State laws or court decisions may provide remedies that are stronger than the OSH Act. In Chicago, Illinois, nurse Lauri Mazurkiewicz sued Northwestern Memorial Hospital claiming her termination was retribution for warning coworkers that the masks provided by the hospital were insufficient protection against COVID-19. She filed the suit in the Cook County Circuit Court.
Employees who have unions, or the right to organize a union, may find protection in the National Labor Relations Act (NLRA) if they act in concert with others to improve their working conditions. No union involvement is necessary for NLRA protection, but having a union can provide an additional layer of protection through union grievance and arbitration procedures.

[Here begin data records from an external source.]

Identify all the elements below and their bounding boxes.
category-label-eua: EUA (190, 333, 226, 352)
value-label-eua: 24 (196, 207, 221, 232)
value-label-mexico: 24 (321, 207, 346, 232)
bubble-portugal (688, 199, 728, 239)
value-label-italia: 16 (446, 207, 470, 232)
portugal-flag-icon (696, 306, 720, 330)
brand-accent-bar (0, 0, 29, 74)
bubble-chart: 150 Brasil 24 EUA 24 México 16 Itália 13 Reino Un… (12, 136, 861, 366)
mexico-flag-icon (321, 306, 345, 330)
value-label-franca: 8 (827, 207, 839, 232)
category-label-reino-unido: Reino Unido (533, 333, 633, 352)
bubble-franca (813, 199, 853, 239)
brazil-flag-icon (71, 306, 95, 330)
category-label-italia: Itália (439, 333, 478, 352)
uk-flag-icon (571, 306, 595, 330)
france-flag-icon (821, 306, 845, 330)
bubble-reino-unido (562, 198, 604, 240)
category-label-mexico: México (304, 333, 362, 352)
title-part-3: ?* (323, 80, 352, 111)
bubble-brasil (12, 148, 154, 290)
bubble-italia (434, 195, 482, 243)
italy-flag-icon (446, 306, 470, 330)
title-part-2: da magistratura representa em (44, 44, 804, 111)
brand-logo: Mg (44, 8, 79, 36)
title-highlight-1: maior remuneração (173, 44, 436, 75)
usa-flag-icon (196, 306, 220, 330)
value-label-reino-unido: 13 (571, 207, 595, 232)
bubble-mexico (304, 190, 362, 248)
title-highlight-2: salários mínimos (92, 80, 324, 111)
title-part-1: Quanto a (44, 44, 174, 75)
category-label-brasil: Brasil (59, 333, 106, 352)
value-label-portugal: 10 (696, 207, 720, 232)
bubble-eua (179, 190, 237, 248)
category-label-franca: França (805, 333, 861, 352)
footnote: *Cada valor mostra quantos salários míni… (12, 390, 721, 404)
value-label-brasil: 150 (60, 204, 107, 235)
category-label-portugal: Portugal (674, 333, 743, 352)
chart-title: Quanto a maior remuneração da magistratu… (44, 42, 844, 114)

Unionized nurses at the Kaiser Permanente Medical Center in Oakland, California, took to the streets to protest the lack of PPE as they treat the influx of COVID-19 patients. The union has filed complaints with the California Division of Occupational Safety and Health (“CAL/OSHA”) and also threatened to invoke a “safety stop.”
Congress has never passed a law specifically to protect workers who disclose public health or safety dangers. The OSH Act only protects disclosures about dangers in the workplace. In health care, the 2010 Affordable Care Act (ACA) created a whistleblower protection for those who raise concerns about compliance with Title I (the insurance mandate) but not for any of the patient protection or quality care provisions. So, if you blow the whistle on insurance companies not making all the money they are entitled to – you have a remedy for retaliation. If you blow the whistle on hospital shortcomings that are actually exposing patients to a fatal disease – you have no specific protection under federal law (although you would have protection if you are raising concerns about Medicare or Medicaid fraud or discrimination in health benefits).
It is helpful that potential clients reach out for legal counsel at the earliest opportunity. In particular, if employees consult a lawyer before they make their disclosures, a lawyer can advise them about the possible protections they might have and how to craft their disclosures to make their claims for legal protection stronger.
For example, most whistleblowers might prefer to keep their whistleblowing confidential. While most workers have a right to confidentiality, invoking this right can make it harder to prove that a retaliating employer had knowledge of the protected activity. The decision to reveal one’s protected activity — and thereby document employer knowledge — is an important one, and each whistleblower should carefully consider the advantages and disadvantages of each option.
Healthcare professionals often have state licensing boards or credentialing organizations to answer to. If these organizations are used as a vehicle to retaliate against professionals for refusing to engage in unsafe work, legal counsel can help defend against those efforts. KCNF partner Mary Kuntz wrote a blog about these issues and the legal services that can help.
America needs a new whistleblower protection. Years ago, Congress considered enacting the Paul Revere Freedom to Warn Act, which would protect all American workers who raise any concerns about public health and safety, fraud or violations of any law. It did not pass. An effort to create a protection for health care workers raising concerns about patient safety or standards of care also failed to pass.
This big hole remains in our uneven web of whistleblower protections. While we call on Congress to fix it, whistleblowers will benefit from good legal advice at the earliest possible time.